Question

The image of a small electric bulb fixed on the wall of a room is to be obtained on the opposite wall $4\, m$ away by means of a large convex lens. The maximum possible focal length of the lens required for this purpose will be:

• A. 0.5 m
• B. 1.0 m
• C. 1.5 m
• D. 2.0 m

Answer 1

Answer: (B)

Let a large convex lens is placed between two walls at a distance x from wall on which an electric bulb is fixed.
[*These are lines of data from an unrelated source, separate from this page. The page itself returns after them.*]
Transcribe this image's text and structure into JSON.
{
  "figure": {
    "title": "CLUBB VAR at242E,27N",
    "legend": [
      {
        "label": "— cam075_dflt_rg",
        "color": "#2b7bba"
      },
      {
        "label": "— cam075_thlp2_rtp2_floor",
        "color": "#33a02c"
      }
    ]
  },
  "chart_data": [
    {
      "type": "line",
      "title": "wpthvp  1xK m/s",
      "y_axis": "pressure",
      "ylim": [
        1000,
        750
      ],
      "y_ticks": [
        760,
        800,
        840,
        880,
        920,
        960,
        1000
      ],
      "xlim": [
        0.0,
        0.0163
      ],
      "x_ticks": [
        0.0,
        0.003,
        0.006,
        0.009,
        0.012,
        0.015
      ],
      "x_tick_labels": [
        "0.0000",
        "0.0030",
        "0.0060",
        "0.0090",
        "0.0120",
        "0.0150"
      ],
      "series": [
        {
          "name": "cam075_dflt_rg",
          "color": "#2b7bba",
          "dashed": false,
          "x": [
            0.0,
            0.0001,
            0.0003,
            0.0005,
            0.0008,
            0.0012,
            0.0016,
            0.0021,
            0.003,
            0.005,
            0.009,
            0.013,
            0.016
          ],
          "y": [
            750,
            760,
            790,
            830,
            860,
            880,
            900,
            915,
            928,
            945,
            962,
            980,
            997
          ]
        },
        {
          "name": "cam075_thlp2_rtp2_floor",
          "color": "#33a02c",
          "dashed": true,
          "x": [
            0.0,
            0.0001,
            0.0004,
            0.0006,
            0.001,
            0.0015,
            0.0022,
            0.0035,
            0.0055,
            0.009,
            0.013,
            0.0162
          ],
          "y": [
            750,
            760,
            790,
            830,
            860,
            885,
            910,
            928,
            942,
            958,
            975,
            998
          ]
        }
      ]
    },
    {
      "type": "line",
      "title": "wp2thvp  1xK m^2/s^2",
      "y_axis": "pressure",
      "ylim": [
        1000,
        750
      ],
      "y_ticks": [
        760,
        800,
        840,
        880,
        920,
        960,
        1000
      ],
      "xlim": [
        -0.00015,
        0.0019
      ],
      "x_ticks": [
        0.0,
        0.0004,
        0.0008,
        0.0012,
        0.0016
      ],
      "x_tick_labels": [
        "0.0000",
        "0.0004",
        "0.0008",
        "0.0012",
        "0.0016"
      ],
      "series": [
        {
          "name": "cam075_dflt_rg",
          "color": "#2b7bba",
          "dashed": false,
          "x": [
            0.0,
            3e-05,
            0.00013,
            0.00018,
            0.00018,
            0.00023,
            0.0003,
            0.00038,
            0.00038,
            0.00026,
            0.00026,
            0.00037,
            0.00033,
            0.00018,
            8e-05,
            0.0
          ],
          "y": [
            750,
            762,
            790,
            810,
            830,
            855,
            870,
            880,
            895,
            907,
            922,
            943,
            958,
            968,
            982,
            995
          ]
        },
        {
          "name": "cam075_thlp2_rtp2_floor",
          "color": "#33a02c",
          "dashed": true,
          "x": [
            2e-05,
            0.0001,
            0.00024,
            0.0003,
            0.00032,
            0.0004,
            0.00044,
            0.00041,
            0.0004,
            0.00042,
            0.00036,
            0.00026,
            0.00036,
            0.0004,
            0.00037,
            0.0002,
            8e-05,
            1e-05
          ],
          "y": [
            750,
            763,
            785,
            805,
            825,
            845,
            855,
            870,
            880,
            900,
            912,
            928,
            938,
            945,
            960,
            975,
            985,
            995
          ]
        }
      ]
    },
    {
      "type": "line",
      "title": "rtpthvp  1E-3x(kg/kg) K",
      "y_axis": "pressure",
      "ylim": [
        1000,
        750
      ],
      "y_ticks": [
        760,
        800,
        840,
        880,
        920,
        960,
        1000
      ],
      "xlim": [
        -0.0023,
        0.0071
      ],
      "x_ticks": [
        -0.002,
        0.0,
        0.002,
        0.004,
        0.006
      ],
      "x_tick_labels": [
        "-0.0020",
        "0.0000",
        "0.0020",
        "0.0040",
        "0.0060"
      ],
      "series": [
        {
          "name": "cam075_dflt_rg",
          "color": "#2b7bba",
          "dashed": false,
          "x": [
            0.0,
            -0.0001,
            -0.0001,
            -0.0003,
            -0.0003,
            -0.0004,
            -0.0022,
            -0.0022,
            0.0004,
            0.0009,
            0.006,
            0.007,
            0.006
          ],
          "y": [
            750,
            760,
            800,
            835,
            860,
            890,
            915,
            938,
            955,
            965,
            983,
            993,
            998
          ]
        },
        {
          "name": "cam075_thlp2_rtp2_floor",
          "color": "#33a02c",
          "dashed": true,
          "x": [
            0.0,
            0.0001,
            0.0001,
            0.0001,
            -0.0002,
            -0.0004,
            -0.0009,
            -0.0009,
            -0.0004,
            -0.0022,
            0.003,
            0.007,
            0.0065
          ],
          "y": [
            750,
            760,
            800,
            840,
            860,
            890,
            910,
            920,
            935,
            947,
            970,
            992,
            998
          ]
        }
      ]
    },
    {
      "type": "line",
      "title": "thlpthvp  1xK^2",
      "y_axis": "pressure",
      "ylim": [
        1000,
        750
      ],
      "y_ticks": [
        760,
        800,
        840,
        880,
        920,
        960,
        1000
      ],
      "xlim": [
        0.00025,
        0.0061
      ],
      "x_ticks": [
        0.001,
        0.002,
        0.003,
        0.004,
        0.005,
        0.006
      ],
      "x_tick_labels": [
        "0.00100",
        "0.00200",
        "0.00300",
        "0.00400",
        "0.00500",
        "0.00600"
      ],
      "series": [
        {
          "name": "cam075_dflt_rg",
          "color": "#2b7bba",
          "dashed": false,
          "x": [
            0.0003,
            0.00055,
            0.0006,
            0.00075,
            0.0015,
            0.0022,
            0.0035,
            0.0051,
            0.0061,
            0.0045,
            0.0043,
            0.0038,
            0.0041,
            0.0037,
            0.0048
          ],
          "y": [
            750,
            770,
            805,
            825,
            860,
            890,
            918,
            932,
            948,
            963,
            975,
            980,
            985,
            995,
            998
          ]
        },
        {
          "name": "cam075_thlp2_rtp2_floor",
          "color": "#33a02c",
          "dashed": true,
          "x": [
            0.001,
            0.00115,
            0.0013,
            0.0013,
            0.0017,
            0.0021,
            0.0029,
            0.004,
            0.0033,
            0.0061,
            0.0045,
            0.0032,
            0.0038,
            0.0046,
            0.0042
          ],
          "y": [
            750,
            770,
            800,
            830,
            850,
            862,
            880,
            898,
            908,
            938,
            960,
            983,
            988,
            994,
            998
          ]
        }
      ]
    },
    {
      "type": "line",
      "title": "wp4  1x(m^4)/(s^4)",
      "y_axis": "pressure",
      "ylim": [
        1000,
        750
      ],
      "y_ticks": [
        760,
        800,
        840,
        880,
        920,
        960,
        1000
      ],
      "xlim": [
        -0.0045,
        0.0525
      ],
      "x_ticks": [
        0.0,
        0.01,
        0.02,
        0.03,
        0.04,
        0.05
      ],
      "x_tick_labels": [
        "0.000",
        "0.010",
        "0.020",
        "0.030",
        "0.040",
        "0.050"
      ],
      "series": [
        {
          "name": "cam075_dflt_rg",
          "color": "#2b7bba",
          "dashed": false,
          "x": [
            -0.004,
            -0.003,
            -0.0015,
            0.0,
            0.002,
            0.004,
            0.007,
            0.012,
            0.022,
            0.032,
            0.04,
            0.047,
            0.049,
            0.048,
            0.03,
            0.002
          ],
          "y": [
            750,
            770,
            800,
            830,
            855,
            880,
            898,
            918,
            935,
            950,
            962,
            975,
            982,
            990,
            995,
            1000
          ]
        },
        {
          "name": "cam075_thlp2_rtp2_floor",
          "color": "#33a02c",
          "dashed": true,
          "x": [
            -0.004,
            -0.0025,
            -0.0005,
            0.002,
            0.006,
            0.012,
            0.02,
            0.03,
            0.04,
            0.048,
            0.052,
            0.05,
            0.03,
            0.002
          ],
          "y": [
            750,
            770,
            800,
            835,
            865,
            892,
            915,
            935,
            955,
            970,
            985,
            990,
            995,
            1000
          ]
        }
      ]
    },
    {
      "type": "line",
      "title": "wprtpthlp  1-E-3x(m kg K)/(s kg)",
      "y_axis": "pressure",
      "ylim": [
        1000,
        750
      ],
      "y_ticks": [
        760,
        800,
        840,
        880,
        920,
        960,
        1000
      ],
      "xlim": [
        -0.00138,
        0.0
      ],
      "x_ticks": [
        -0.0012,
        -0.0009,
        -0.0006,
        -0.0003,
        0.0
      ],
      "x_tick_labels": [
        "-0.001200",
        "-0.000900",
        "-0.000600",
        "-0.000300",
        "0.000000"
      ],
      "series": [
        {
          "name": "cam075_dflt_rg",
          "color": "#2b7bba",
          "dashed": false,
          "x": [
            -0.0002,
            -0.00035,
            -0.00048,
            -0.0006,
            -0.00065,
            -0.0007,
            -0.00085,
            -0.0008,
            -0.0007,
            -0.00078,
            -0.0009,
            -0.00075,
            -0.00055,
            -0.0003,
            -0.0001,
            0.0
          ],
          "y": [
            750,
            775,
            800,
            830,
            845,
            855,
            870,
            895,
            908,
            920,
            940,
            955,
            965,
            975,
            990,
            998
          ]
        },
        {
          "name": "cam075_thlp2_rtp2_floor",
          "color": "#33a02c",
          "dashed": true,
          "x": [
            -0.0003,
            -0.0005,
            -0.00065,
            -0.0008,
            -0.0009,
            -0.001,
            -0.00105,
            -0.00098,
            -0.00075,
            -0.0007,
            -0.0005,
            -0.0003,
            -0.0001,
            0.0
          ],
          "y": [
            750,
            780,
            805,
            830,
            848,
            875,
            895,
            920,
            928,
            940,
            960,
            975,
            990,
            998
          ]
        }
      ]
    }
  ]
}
Using lens formula,

$ \frac{1}{f}=\frac{1}{v}-\frac{1}{u} $
Putting $ u=x $ and $ v=4-x $
$ \therefore $ $ \frac{1}{f}=\frac{1}{4-x}-\frac{1}{-x} $
Or $ \frac{1}{f}=\frac{x+4-x}{(4-x)(x)} $
Or $ \frac{1}{f}=\frac{4}{(4-x)(x)} $
Or $ f=\frac{(4-x)(x)}{4} $ .. (i)
Now magnification, $ m=\frac{v}{u}=\frac{4-x}{x} $
or $ 1=\frac{4-x}{x} $
or $ x=4-x $ or
$ 2x=4 $ or $ x=2m $
Hence, from equation (i),
$ f=\frac{(4-2)(2)}{4}=\frac{2\times 2}{4}=1m $